引き出す信号は、GND、+3V3、BCAS、TS_CLK、TS_SD、TS_PBVALの計6本です。
(引き出しポイントはアーカイブファイルのdt300_haisenディレクトリの写真を参照ください。)
(PIC32の電源もチューナーから供給しています。)
信号名 (チューナー) |
MAX2 mini | PIC32 |
GND | CN1-2 | |
+3V3 | CN1-1 | |
TS_CLK | CN1-26(CLK62) | |
TS_SD | CN2-1(IO61) | |
TS_PBVAL | CN2-2(IO58) | |
BCAS | CN1-5(UART3Rx) |
チューナーのケースを削り、ピンフレームを取り付けて引き出します。
<PIC32とMAX2 mini間の配線>
PIC32とMAX2 mini間の配線は、ピンヘッダを使用します。結線しない箇所のピンヘッダのピンは抜き、残したピンの部分だけが結線されます。
PIC32からMAX2をプログラムするためのJTAG、PIC32のPMP(パラレルポート)、割り込み信号などを結線しています。
(写真ではBCAS信号もCN3-25を使用して、MAX2 miniからPIC32へ結線しています)
MAX2 mini | PIC32 | |
CN1-1 | +3V3 | +3V3 |
CN1-2 | GND | GND |
CN2-4 | +3V3 | +3V3 |
CN2-6 | GND | GND |
CN2-11 | IO51 | PMD7 |
CN2-12 | IO50 | PMD6 |
CN2-13 | IO49 | PMD5 |
CN2-14 | IO48 | PMD4 |
CN2-15 | IO47 | PMD3 |
CN2-16 | IO44 | PMD2 |
CN2-17 | TDO | RG13 |
CN2-18 | TCK | RG12 |
CN2-19 | TDI | RG14 |
CN2-20 | IO43 | PMD1 |
CN2-21 | IO42 | PMD0 |
CN2-22 | TMS | RA7 |
CN3-3 | IO33 | PMWR |
CN3-4 | IO30 | PMRD |
CN3-13 | IO17 | INT0 |
<MAX2のプログラム>
MAX2にはmax2ディレクトリのcap_sts_svfを書き込みます。PIC32とMAX2 miniを結合した状態で、PCに接続するとUSBローダーが起動します。

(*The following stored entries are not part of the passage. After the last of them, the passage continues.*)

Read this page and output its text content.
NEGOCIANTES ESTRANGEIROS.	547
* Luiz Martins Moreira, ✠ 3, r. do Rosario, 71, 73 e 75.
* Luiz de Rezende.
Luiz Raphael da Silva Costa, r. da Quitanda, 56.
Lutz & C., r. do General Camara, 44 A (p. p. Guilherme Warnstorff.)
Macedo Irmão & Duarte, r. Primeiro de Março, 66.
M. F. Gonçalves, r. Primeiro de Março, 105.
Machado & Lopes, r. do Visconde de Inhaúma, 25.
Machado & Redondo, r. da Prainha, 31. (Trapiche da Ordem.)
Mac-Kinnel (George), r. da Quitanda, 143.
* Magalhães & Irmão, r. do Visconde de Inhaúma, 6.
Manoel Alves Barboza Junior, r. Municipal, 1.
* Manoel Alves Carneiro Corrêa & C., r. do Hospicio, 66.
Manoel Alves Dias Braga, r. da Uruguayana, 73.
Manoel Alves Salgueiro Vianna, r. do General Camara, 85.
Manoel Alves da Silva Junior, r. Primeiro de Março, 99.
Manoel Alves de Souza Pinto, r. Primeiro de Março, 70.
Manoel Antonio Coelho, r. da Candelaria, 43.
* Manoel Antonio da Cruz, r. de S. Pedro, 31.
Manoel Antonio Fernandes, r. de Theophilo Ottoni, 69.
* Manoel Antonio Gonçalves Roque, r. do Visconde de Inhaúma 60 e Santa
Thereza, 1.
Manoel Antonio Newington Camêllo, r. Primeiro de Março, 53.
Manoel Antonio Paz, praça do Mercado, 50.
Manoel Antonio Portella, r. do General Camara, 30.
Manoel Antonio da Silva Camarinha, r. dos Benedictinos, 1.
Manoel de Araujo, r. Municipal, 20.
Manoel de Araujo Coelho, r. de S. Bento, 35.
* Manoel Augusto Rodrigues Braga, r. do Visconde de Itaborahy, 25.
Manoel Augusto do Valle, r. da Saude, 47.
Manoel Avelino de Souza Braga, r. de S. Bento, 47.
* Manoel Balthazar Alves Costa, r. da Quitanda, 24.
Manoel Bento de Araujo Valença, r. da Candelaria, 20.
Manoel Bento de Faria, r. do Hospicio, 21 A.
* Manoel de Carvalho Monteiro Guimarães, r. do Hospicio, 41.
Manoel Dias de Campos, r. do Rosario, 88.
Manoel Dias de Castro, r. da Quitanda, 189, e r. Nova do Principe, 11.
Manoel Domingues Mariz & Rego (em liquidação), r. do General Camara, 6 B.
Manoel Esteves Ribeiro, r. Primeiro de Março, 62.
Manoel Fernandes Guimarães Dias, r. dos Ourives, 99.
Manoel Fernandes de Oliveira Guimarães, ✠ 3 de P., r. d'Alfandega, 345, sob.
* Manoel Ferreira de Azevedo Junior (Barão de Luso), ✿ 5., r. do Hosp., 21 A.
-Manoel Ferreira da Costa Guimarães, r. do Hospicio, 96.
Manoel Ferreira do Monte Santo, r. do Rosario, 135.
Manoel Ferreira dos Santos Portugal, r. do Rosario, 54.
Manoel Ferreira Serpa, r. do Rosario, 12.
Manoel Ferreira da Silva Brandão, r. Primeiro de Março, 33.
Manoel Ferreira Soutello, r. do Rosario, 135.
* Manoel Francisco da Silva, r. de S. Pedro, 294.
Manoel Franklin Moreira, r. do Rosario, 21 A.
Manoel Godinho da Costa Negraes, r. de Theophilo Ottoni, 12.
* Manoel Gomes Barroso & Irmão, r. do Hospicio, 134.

この状態で「max2wr cap_sts.svf」を実行します。
<PIC32のプログラム>
PIC32に書き込むプログラムはpic32ディレクトリのudp_test.hexになります。PIC32をPCと接続して、USBローダーを起動します。
この状態で「pic32wr usb_test.hex /J」を実行します。
PIC32のIPアドレスは「192.168.1.12」設定されています。変更する場合は、udp.hを書き換えて、再コンパイルします。
(ターゲットとなるPCのIPアドレスは192.168.1.34に設定されていますが、ターゲット側は固定である必要はありません(後述))
<TVTestとの接続>
TVTestとPIC32はUDPの1234ポートを使用してイーサネット経由で接続されます。
TVTest用のBonDriver_UDP.dllプラグインを使用します。
PIC32は最初に受け取ったイーサネットのARPパケットの送り先をターゲットのIPアドレスに使用します。
このため、PC上でPIC32にpingを打つことで、そのPCでTSストリームを受け取ることが出来ます。
(手順としては、TVTestをUDP:1234で立ち上げ、pingを打ちます。)
これで、PC上で地デジチューナーで受信中の番組を受信することが出来ます。